Individual investors who suffered losses from bonds issued by JTBC and JoongAng Ilbo have formed a joint legal team to initiate legal action. The team is urging the Financial Supervisory Service (FSS) to expand its investigation to include all financial institutions involved in the issuance and distribution processes.
On July 9, the legal team representing the victims of JoongAng Group bond investments announced in a press release that they have begun collective action on behalf of those affected by the bonds and short-term electronic bonds issued by JTBC and JoongAng Ilbo. According to the team, there are currently 286 victims who have entrusted their cases, with the total losses exceeding 30 billion won.

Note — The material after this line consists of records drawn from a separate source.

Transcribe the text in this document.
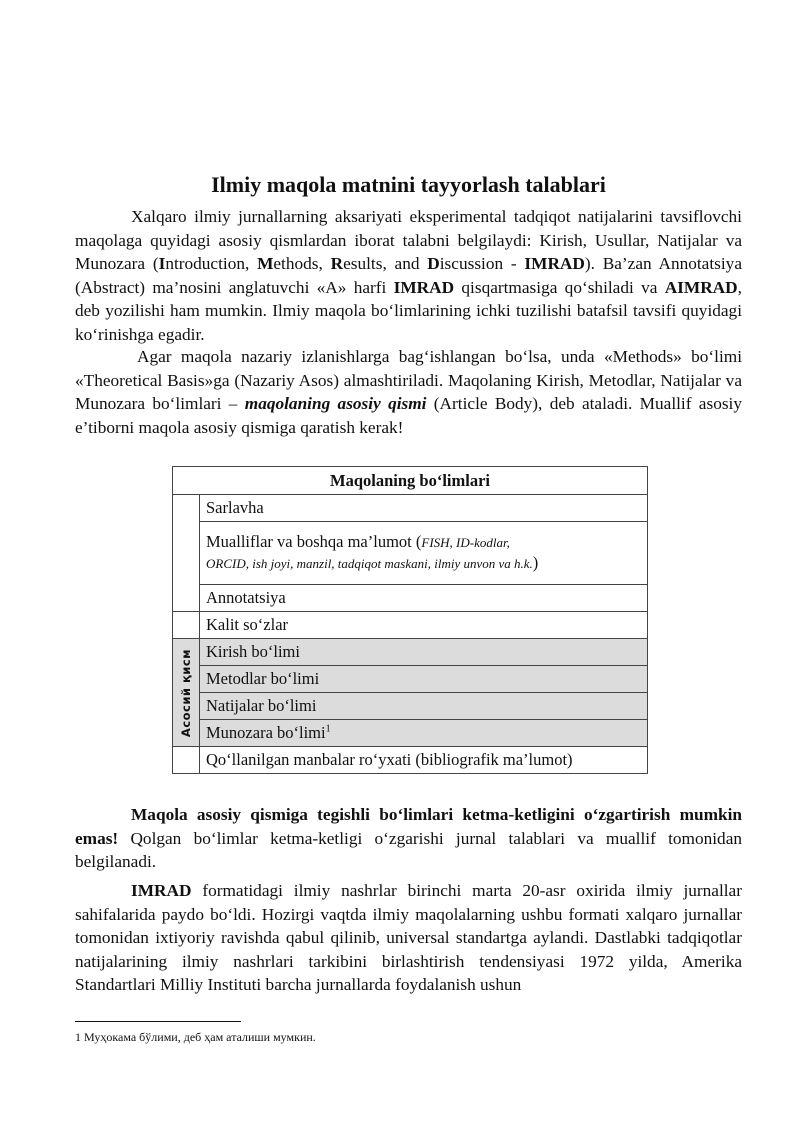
Ilmiy maqola matnini tayyorlash talablari
Xalqaro ilmiy jurnallarning aksariyati eksperimental tadqiqot natijalarini tavsiflovchi maqolaga quyidagi asosiy qismlardan iborat talabni belgilaydi: Kirish, Usullar, Natijalar va Munozara (Introduction, Methods, Results, and Discussion - IMRAD). Ba’zan Annotatsiya (Abstract) ma’nosini anglatuvchi «A» harfi IMRAD qisqartmasiga qo‘shiladi va AIMRAD, deb yozilishi ham mumkin. Ilmiy maqola bo‘limlarining ichki tuzilishi batafsil tavsifi quyidagi ko‘rinishga egadir.
Agar maqola nazariy izlanishlarga bag‘ishlangan bo‘lsa, unda «Methods» bo‘limi «Theoretical Basis»ga (Nazariy Asos) almashtiriladi. Maqolaning Kirish, Metodlar, Natijalar va Munozara bo‘limlari – maqolaning asosiy qismi (Article Body), deb ataladi. Muallif asosiy e’tiborni maqola asosiy qismiga qaratish kerak!
Maqolaning bo‘limlari	
	Sarlavha
	Mualliflar va boshqa ma’lumot (FISH, ID-kodlar,
ORCID, ish joyi, manzil, tadqiqot maskani, ilmiy unvon va h.k.)
	Annotatsiya
	Kalit so‘zlar

Асосий қисм	Kirish bo‘limi
	Metodlar bo‘limi
	Natijalar bo‘limi
	Munozara bo‘limi$^1$
	Qo‘llanilgan manbalar ro‘yxati (bibliografik ma’lumot)
Maqola asosiy qismiga tegishli bo‘limlari ketma-ketligini o‘zgartirish mumkin emas! Qolgan bo‘limlar ketma-ketligi o‘zgarishi jurnal talablari va muallif tomonidan belgilanadi.
IMRAD formatidagi ilmiy nashrlar birinchi marta 20-asr oxirida ilmiy jurnallar sahifalarida paydo bo‘ldi. Hozirgi vaqtda ilmiy maqolalarning ushbu formati xalqaro jurnallar tomonidan ixtiyoriy ravishda qabul qilinib, universal standartga aylandi. Dastlabki tadqiqotlar natijalarining ilmiy nashrlari tarkibini birlashtirish tendensiyasi 1972 yilda, Amerika Standartlari Milliy Instituti barcha jurnallarda foydalanish ushun
1 Муҳокама бўлими, деб ҳам аталиши мумкин.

The joint legal team consists of eight lawyers specializing in capital market disputes, including those from Lee Bok-hyun Law Office and Changcheon Law Firm. The advisory group includes Dan Seong-han, a former head of the financial and securities crime joint investigation team at the Southern District Prosecutor's Office, and Yoo Min-jong, a former head of the asset recovery department at the Central District Prosecutor's Office.
The legal team claims that individual investors, who found it difficult to fully understand the financial situation of the JoongAng Group affiliates, trusted the financial institutions that issued, sold, and distributed the bonds, leading to their losses. They also stated, "Bonds were sold to individuals right up until the application for rehabilitation proceedings, and there was an information asymmetry during this process."
Furthermore, the team is calling for an expansion of the FSS investigation. They argue that the ongoing investigation should not be limited to Shinhan Investment Corp. and Kiwoom Securities but should also include investment advisory firms and other securities companies involved in the sale and brokerage of the bonds. The team believes that while a significant portion of the issuance was formally allocated to institutions, it is likely that these underwriters were aware that the bonds were actually sold to individual investors.
The legal team referenced a recent Supreme Court ruling that broadly recognized the information provision obligations of issuing and distributing financial institutions as a basis for their case. This ruling determined that these institutions have a duty to accurately produce and provide product information, and that certain responsibilities may also be recognized for market investors who did not directly solicit investments.
Lee Bok-hyun, a lawyer who previously served as the head of the FSS under the Yoon Suk-yeol administration, stated, "This case resembles a financial fraud scheme involving a rollover of maturity extensions affecting numerous victims," adding that his experience in protecting victims during his public service could aid in resolving the case.
* This article has been translated by AI.